Marital beliefs: If there is a marriage present, religious beliefs about marriage being "'til death do us part" and not believing in divorce can sway someone to stay in an abusive marriage. Or, if children are present, s/he may stay because s/he feels the children need to be raised with two parents.
This is just a sampling of possible reasons for someone to want to stay in an abusive relationship. I could try to come up with more, but then I'd be using up too much bandwidth that could go for other, better posts than mine. ;)
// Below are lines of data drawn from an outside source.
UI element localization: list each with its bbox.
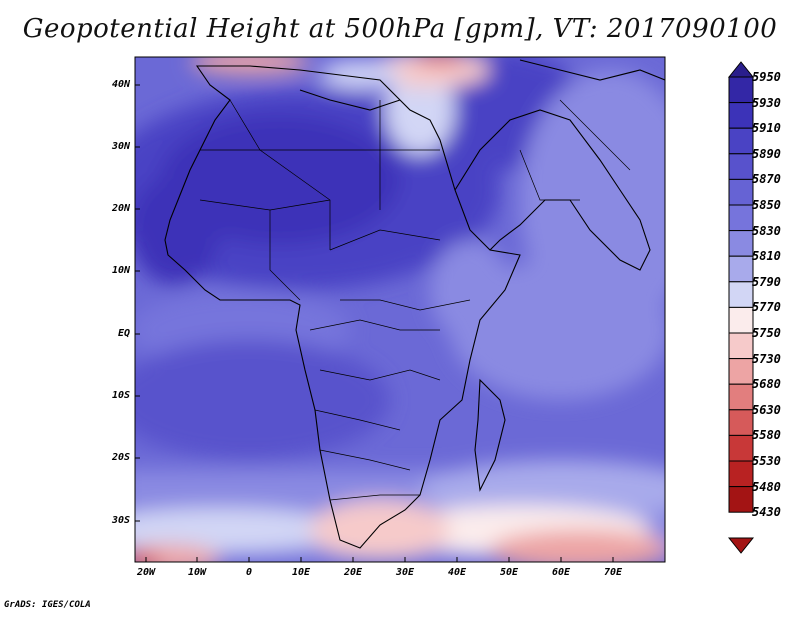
lon-label-20w: 20W <box>136 567 156 578</box>
colorbar-swatches <box>728 76 754 513</box>
colorbar-label: 5530 <box>752 454 781 468</box>
colorbar-label: 5850 <box>752 198 781 212</box>
colorbar-swatch <box>728 358 754 385</box>
colorbar-label: 5430 <box>752 505 781 520</box>
colorbar-label: 5930 <box>752 95 781 110</box>
colorbar-bottom-arrow <box>727 537 755 554</box>
lon-label-20e: 20E <box>343 567 363 578</box>
colorbar-swatch <box>728 281 754 308</box>
colorbar-swatch <box>728 127 754 155</box>
coastlines <box>164 59 665 549</box>
lat-label-40n: 40N <box>111 79 130 90</box>
colorbar-label: 5770 <box>752 300 781 315</box>
colorbar-label: 5830 <box>752 223 781 238</box>
colorbar-swatch <box>728 306 754 334</box>
colorbar-label: 5790 <box>752 274 781 289</box>
lat-label-eq: EQ <box>117 328 130 339</box>
colorbar-label: 5950 <box>752 70 781 84</box>
colorbar-swatch <box>728 486 754 513</box>
height-field <box>135 57 665 562</box>
lon-label-60e: 60E <box>551 567 571 578</box>
lat-label-30n: 30N <box>111 141 130 152</box>
colorbar-label: 5680 <box>752 377 781 392</box>
lon-label-50e: 50E <box>499 567 519 578</box>
lon-label-70e: 70E <box>603 567 623 578</box>
colorbar-swatch <box>728 255 754 283</box>
colorbar-swatch <box>728 153 754 180</box>
lon-label-30e: 30E <box>395 567 415 578</box>
colorbar-swatch <box>728 102 754 129</box>
lat-label-10n: 10N <box>111 265 130 276</box>
axis-ticks <box>135 84 614 562</box>
colorbar-swatch <box>728 409 754 436</box>
lat-label-30s: 30S <box>111 515 130 526</box>
lon-label-40e: 40E <box>447 567 467 578</box>
lat-label-10s: 10S <box>111 390 130 401</box>
lon-label-10w: 10W <box>187 567 207 578</box>
lat-label-20s: 20S <box>111 452 130 463</box>
colorbar-swatch <box>728 230 754 257</box>
colorbar-swatch <box>728 178 754 206</box>
colorbar-label: 5580 <box>752 428 781 443</box>
colorbar-label: 5630 <box>752 402 781 417</box>
colorbar-swatch <box>728 383 754 411</box>
colorbar-swatch <box>728 434 754 462</box>
colorbar-swatch <box>728 204 754 232</box>
colorbar-swatch <box>728 76 754 104</box>
plot-frame <box>134 56 666 563</box>
colorbar-swatch <box>728 332 754 360</box>
lat-label-20n: 20N <box>111 203 130 214</box>
colorbar-label: 5480 <box>752 479 781 494</box>
colorbar-label: 5890 <box>752 146 781 161</box>
colorbar-label: 5910 <box>752 121 781 136</box>
colorbar-label: 5750 <box>752 326 781 340</box>
colorbar-label: 5810 <box>752 249 781 264</box>
map-title: Geopotential Height at 500hPa [gpm], VT:… <box>22 14 778 44</box>
colorbar-top-arrow <box>727 61 755 78</box>
lon-label-10e: 10E <box>291 567 311 578</box>
grads-credit: GrADS: IGES/COLA <box>4 600 91 610</box>
colorbar-label: 5730 <box>752 351 781 366</box>
colorbar-swatch <box>728 460 754 488</box>
country-borders <box>199 99 631 501</box>
lon-label-0: 0 <box>245 567 253 578</box>
colorbar-label: 5870 <box>752 172 781 187</box>
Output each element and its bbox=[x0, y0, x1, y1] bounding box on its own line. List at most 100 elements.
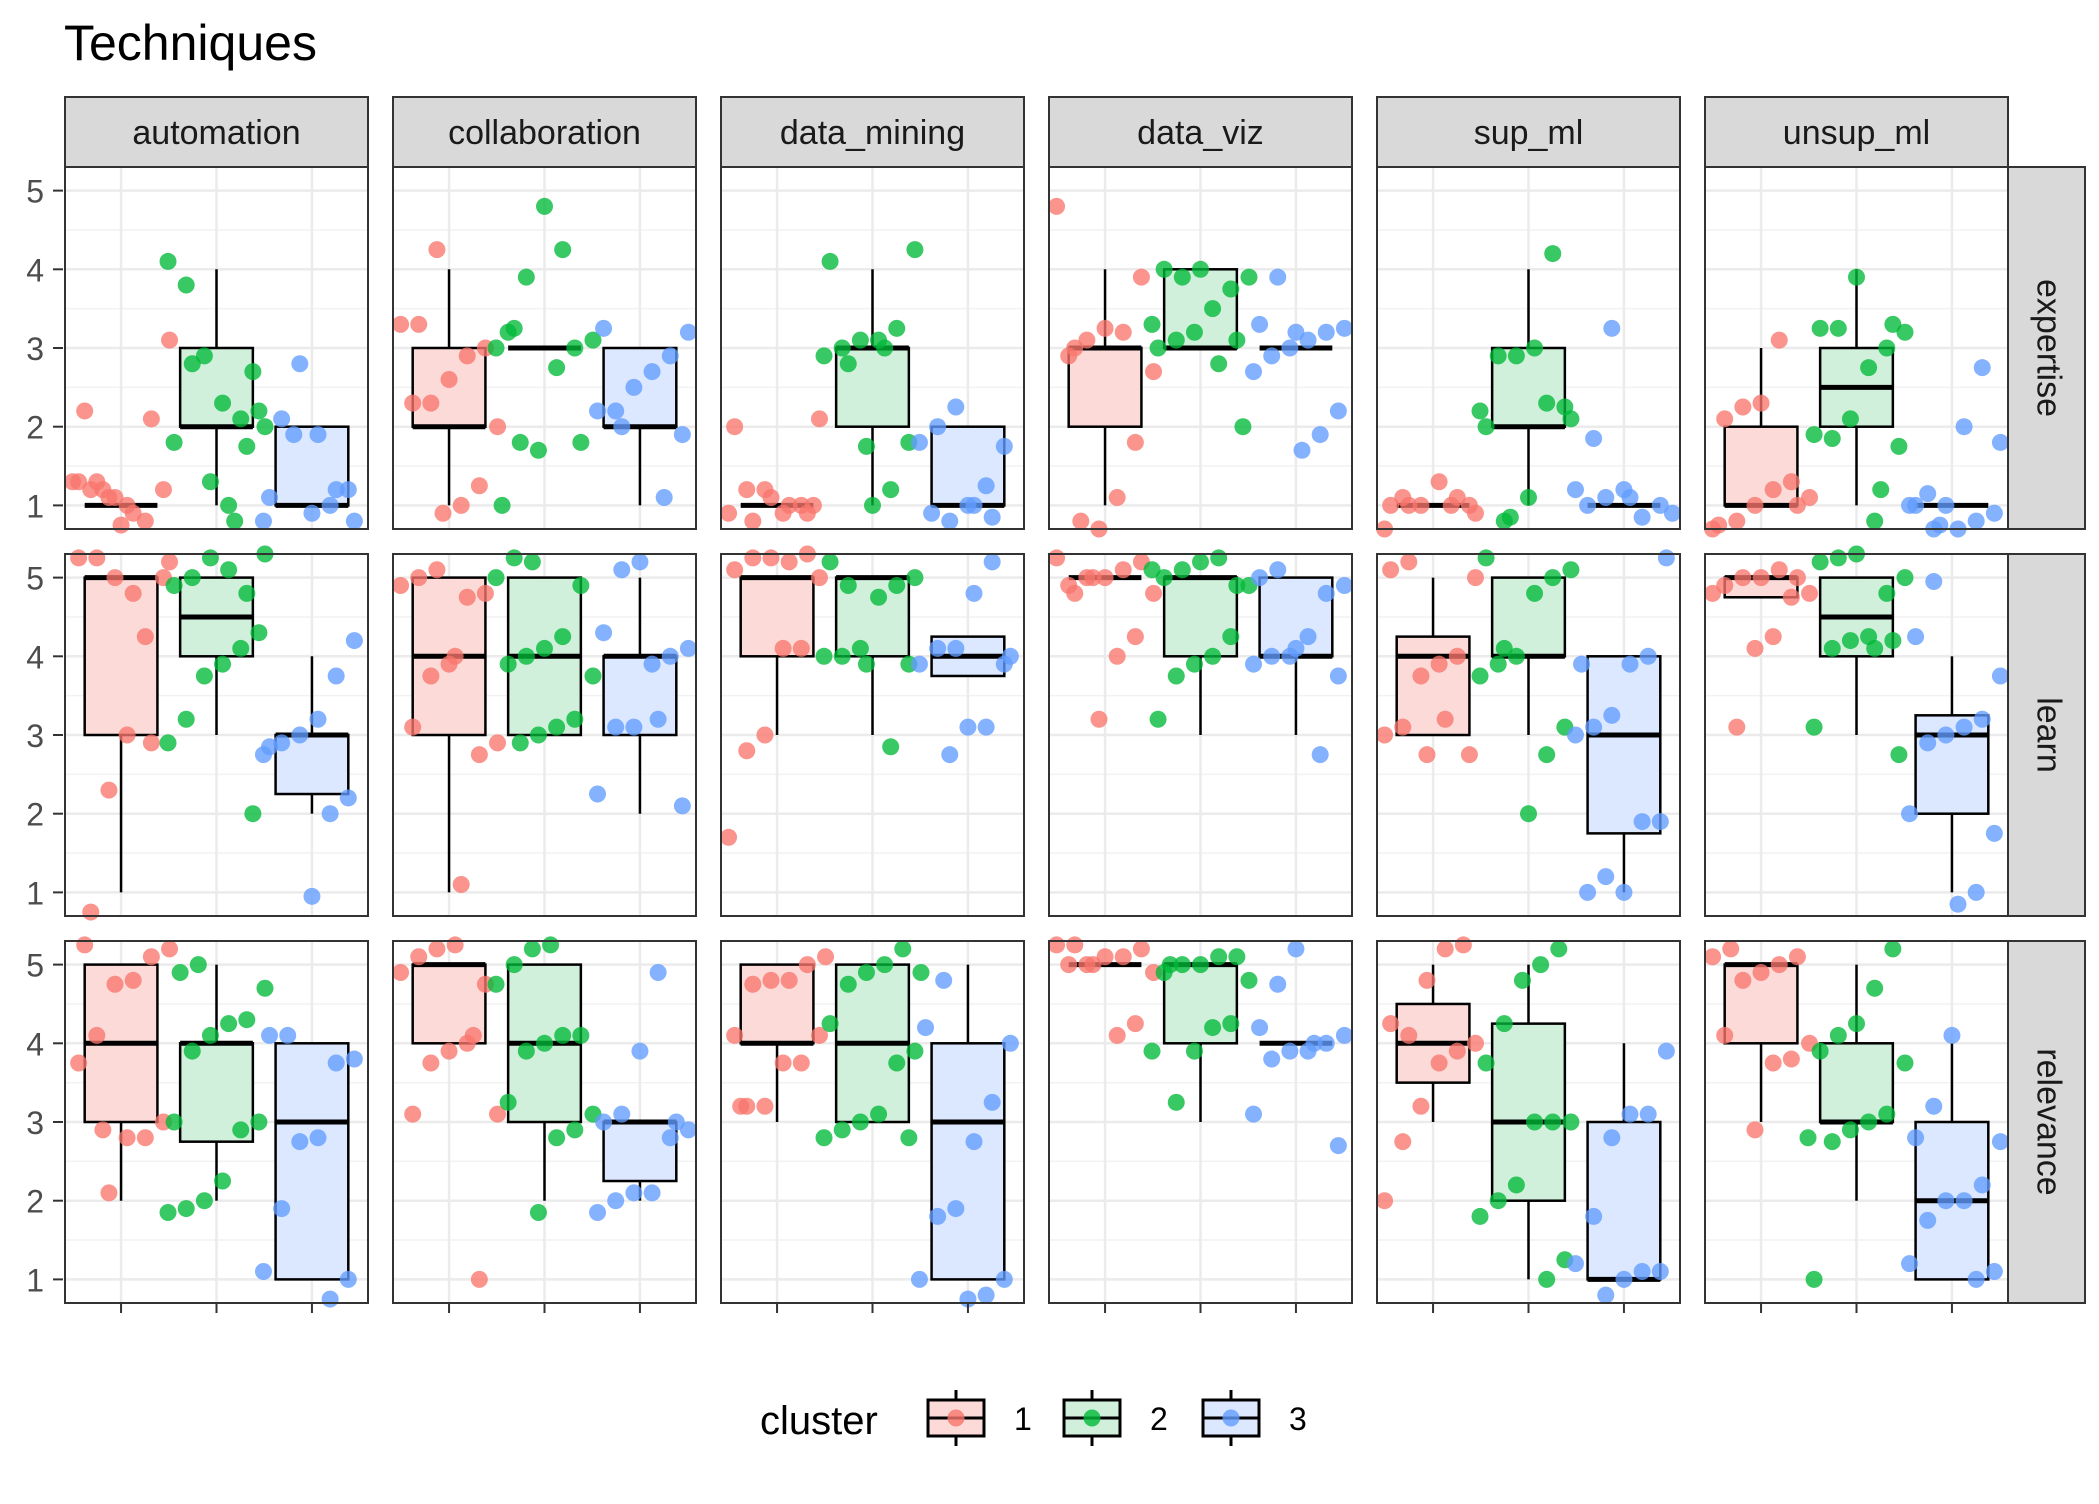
data-point-cluster-2 bbox=[1848, 1015, 1865, 1033]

-- Anonymous, November 30, 2001
There are many reasons as to why you stay or find yourself in these relationships. Personally I come from a family where one member commits in both abuse and drug use. I, myself do not contribute to this. We as human beings are easily deceived by the actions of others. Because you want stability and love so much you find yourself looking for it and are attracted to anyone who will give it to you. Sometimes this is a problem because people have a tendency of lying, and, in addition to this you have a low self esteem. No matter how gorgeous, or how talented you may be or how much esteem you believe you have, you don't. You are easily manipulated and get tied up into someone's "game". You need to have confidence in yourself, this is the only way you will find yourself in a positive relationship. There is no reason in the world why you don't deserve someone who will respect you and love you. Take in mind no one is perfect and being too picky may lead to never finding love. But take a couple negatives in with a mountable positives, because you deserve that, nothing less. No one has control over you but yourself. No matter what you can say no. You can leave. You can do anything. Educate yourself. Some people feel that education is not important. Education is your gateway to everything you can possibly want. Respect, money, knowledge, confidence. The list is infinite.
-- Anonymous, November 27, 2002
There are many reasons why people stay in abusive situations.A woman for example may have been rejected by her father and thus gets into the habit of rescuing males.Rescuing is all about picking out somebody that apperas to be much lesser than one self to avoid rejection.The problem is then the women ends up wearing all the problems of the person she has rescued.Her self esteem takes a battering and when she eventually leaves she goes to the next abuser because her self esteem tells her she does not deserve any better.